La Maturità 2020, l’anno orribile per gli adolescenti che hanno perso emozioni che nessuno restituirà più

by Claudio Botta

È da sempre – e resterà per sempre – lo spartiacque tra l’adolescenza e l’ingresso ufficiale nell’età adulta, nel mondo dei ‘grandi’ o presunti tali (perché non possono sapere, gli aspiranti, che quelli certificati dalla carta d’identità da un certo punto in poi passeranno il resto della loro vita a cercare di fermare il tempo o addirittura di tornare indietro, impresa impossibile in natura – nonostante la chirurgia estetica – perché il tempo scorre sempre e solo in avanti) . L’esame di maturità è il primo, vero passaggio esistenziale indimenticabile. La fine di un ciclo, poi davanti a sé l’estate più lunga e (apparentemente) spensierata. 

Ma il 2020, l’anno del Covid-19, rappresenterà un’eccezione epocale, per l’accesso negato, ai ragazzi all’ultimo anno delle superiori, a tante emozioni ed esperienze che andranno “perse per sempre, come lacrime nella pioggia”. Il lockdown, la brusca interruzione delle lezioni in aula, ha calpestato l’ansia dell’incontro fisico casuale o cercato, il batticuore da innamoramento, non importa se ricambiato, la possibilità di coltivare rapporti di persona o non filtrati da uno smartphone, nonostante l’abuso e l’overdose da Instagram stories. L’eccitazione del mostrarsi per intero, anche attraverso un outfit nuovo e un taglio di capelli diverso per fare colpo o per farsi notare, non essere ignorati. 

Ha cancellato, il lockdown, il “viaggio d’istruzione” che si chiama così solo tecnicamente ma che è di fatto “la gita dell’ultimo anno”, e quello che succede nelle ore borderline è infinitamente più importante del diario di bordo, anche se sei a Parigi o a Praga con l’insegnante più appassionata e preparata del pianeta. 

Il distanziamento è la negazione della gioventù, come ben sanno tutti quelli che giovani lo sono stati: quando accade, in tempi normali, è spesso sinonimo di isolamento, di solitudine, di problemi. Per questo, sono gli adolescenti quelli che più hanno sofferto questi lunghi mesi di buio e terrore, addirittura inconsapevoli che il tempo loro rubato – per ragioni sacrosante – non verrà mai più restituito e nemmeno congelato. E l’esame che è iniziato stamane per loro è un altro inganno: della ‘vecchia’ maturità è solo una pallida imitazione, un surrogato. Senza le prove scritte, i giorni e le notti passate a indovinare tracce e sviluppare temi da imboscare in cartucciere improvvisate, o tra le pagine dei dizionari o nelle note del telefono, e poi i giorni e le notti successive insonni per le altre materie.

L’adrenalina impossibile da gestire – a meno di non essere sedati – e l’aumento parallelo dei caffè e delle camomille. La voglia di abbracciarsi, prima ma soprattutto dopo, di correre insieme stretti stretti verso il futuro facendosi promesse difficili se non impossibili da mantenere, ma nemmeno questo possono sapere, i giovani dell’estate 2020 che potranno festeggiare la loro “maturità” chissà come e chissà dove. In discoteca, se ci andranno, dovranno ballare parlare comunicare a distanza, un ossimoro che si fa finta di non notare per salvare le attività economiche e un comparto strategico, e la loro voglia di spensieratezza e divertimento.
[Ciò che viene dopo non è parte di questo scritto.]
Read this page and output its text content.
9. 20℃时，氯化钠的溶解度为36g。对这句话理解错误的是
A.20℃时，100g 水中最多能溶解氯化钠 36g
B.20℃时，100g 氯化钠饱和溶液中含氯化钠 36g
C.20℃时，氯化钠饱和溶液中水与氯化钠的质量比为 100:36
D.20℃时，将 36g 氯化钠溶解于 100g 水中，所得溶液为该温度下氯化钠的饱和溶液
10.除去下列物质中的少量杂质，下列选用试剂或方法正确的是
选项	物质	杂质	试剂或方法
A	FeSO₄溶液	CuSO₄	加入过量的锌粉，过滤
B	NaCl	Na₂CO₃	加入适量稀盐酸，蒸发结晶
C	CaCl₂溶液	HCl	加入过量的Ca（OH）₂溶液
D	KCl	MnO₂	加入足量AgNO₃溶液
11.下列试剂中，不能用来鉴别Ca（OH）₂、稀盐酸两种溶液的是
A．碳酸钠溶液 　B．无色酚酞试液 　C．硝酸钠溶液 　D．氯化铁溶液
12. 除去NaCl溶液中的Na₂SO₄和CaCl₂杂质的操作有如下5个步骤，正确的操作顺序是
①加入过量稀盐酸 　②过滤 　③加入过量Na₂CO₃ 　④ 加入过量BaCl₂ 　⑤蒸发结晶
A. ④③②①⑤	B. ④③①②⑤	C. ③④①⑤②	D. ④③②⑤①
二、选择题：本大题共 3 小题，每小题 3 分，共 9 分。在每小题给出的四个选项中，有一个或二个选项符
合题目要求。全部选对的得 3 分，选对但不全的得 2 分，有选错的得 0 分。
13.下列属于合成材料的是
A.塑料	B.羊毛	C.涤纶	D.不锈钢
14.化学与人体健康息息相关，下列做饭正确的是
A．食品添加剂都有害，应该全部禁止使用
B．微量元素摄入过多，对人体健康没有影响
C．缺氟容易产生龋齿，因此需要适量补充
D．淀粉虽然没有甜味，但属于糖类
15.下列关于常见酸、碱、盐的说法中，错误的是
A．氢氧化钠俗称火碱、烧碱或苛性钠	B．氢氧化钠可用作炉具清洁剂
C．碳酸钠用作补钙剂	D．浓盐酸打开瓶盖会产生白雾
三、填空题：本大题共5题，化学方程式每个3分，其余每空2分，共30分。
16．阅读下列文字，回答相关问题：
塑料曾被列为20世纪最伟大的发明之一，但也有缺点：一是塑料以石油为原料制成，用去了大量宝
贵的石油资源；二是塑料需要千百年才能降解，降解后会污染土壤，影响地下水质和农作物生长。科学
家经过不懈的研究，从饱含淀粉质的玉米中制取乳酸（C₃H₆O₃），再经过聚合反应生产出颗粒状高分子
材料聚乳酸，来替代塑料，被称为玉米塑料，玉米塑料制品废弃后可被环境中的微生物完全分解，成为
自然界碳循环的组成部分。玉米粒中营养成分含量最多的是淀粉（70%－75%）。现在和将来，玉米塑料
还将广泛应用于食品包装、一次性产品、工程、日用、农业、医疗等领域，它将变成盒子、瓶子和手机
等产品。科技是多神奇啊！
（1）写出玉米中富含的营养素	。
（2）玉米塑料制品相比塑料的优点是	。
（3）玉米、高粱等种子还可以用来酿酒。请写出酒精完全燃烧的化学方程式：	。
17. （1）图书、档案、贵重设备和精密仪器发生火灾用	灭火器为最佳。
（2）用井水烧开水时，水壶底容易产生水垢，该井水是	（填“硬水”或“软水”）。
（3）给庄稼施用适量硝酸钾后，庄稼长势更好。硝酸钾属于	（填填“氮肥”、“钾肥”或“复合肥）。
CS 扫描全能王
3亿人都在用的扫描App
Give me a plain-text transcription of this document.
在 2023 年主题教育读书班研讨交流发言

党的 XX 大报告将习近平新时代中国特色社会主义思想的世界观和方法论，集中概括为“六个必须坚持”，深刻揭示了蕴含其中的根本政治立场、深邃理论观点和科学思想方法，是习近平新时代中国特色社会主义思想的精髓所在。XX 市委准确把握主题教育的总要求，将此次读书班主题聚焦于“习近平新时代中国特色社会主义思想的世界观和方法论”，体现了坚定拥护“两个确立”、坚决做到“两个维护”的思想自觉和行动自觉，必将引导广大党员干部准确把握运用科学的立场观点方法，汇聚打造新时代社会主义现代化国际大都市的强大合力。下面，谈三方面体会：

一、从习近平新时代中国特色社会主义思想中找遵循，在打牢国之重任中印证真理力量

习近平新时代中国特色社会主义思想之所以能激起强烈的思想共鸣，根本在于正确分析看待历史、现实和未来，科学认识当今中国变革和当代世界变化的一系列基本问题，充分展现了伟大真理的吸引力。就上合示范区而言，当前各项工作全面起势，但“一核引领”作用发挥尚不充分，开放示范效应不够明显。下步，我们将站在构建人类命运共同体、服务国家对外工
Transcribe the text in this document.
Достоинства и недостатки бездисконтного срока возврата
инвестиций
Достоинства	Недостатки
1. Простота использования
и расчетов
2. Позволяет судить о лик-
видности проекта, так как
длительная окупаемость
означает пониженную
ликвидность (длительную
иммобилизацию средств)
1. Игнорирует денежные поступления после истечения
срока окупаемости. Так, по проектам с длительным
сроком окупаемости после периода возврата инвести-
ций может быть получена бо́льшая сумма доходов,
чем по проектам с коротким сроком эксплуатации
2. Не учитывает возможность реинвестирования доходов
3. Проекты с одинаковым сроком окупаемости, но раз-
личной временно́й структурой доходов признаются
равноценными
In vacanza all’estero (il classico regalo post promozione, indipendentemente da status e reddito), le scelte sono ancora legate alle curve dei contagi nei vari paesi, e in Spagna, Grecia, Inghilterra, Francia la situazione continua ad essere monitorata giorno dopo giorno, così come in Italia. E così anche la loro prima estate in un lungo stato di sospensione tra due mondi legati da un filo sottile rischia di diventare banale, ripetitiva, causa ‘turismo di prossimità’, altro ossimoro per chi aspetta di buttarsi, con paracadute o senza, in realtà sconosciute. E con limitate possibilità di nuovi incontri, nuove esperienze. 

Impossibile quindi giudicarli obiettivamente, considerando solo le risposte alle domande che verranno loro poste in un’ora di colloquio, senza mettere sull’altro piatto della bilancia tutto quello che hanno perso (oltre a un corso di studi regolare, nonostante l’impegno profuso dai docenti nella didattica a distanza) e che perderanno. Si può solo sperare nelle altre prove che la vita riserverà loro. Magari capaci di compensare questo anno inclassificabile, tutto da dimenticare e ricordare.